The IGT score was positively related to the mReHo in the right insula, but negatively related to the mReHo in the vmPFC. The insula plays a critical role in the generation of emotional/somatic states during the IGT, which is important for appropriate long-term decisions (Li et al., 2010). The vmPFC integrates the emotional/somatic states and working memory (e.g., online knowledge and information used during the deliberation of a decision) for decision-making (Li et al., 2010). The negative correlation between the mReHo in the vmPFC and the IGT score may result from possible impairment in this area in the patients with obesity. That is, in the patients with obesity, a higher value of mReHo in their impaired vmPFC may reflect the ineffective processing of affective decision-making. Future studies can examine this possibility in the patients with obesity.

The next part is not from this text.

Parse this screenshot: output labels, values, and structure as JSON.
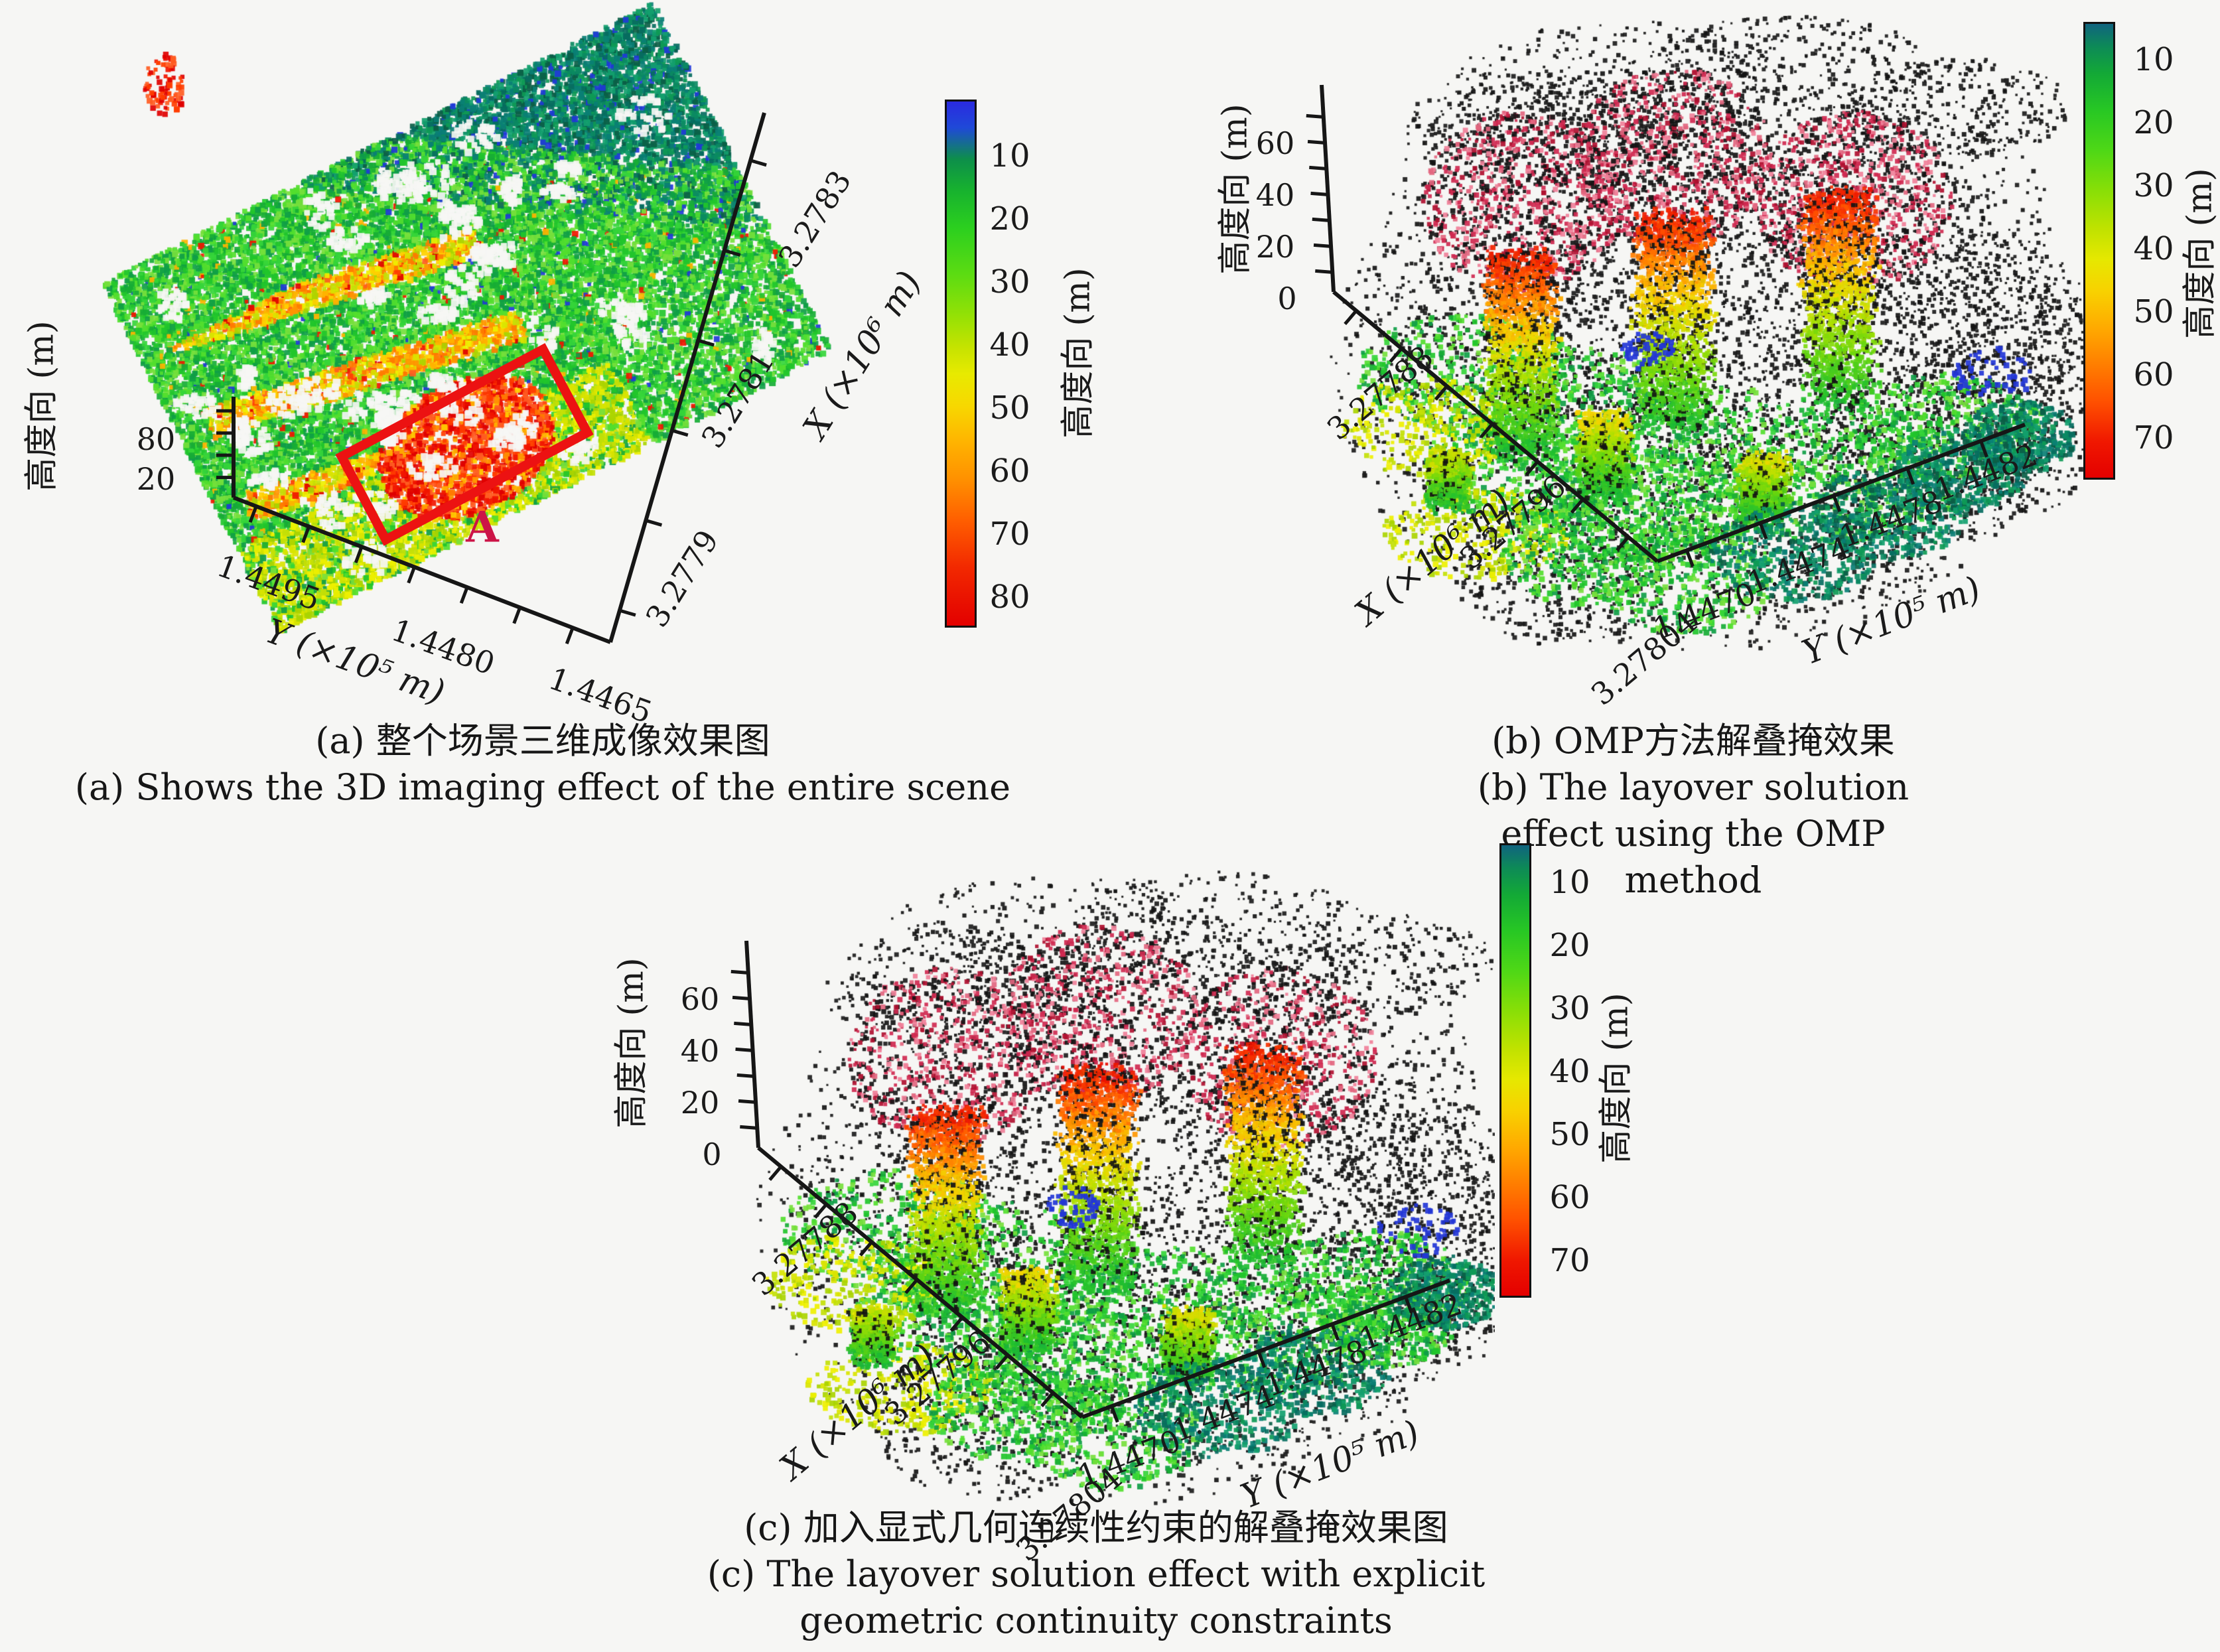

Neural correlates in the current study are only exclusively for patients with obesity, normal weight or overweight individuals will be taken into consideration in the further study. The current fMRI results were mere associations between EF tests and functional activations of brain regions at rest. Causal inferences about ingestive behavior and reactions to food based on these associations between EF tests, that did not have food or related stimuli and rs-fMRI data cannot be made. Our study was limited in the small sample size of obese patients. It is difficult to recruit obese patients preparing for bariatric surgery given the smaller average BMI and obesity prevalence rate in Taiwan. This study was limited in lower external validity, since the participants were recruited only from the hospital. This limitation can be mitigated by recruiting participants from multiple sources. Since the brief experiment time, some cognitive variables that may relate to obesity such as intelligence and working memory capacity were not measured. A more comprehensive measures are suggested in the future. There was no pre-experiment instructions regarding caffeine or food consumption in the current study. It has been suggested that caffeine (Park et al., 2014) or glucose intake (Zanchi et al., 2018) is associated with cognitive performance and cortical activation.
First, we found that many brain areas are correlated to the EF, consistent with previous studies. Secondly, in the patients with obesity, identifying the salience of appetitive cues (the precuneus and the MidOG) may be associated with “cool” EF (poor inhibitory control). In the patients with obesity, cue-evoked craving (the superior frontal blade) may be associated with "hot" EF (poor affective decision-making).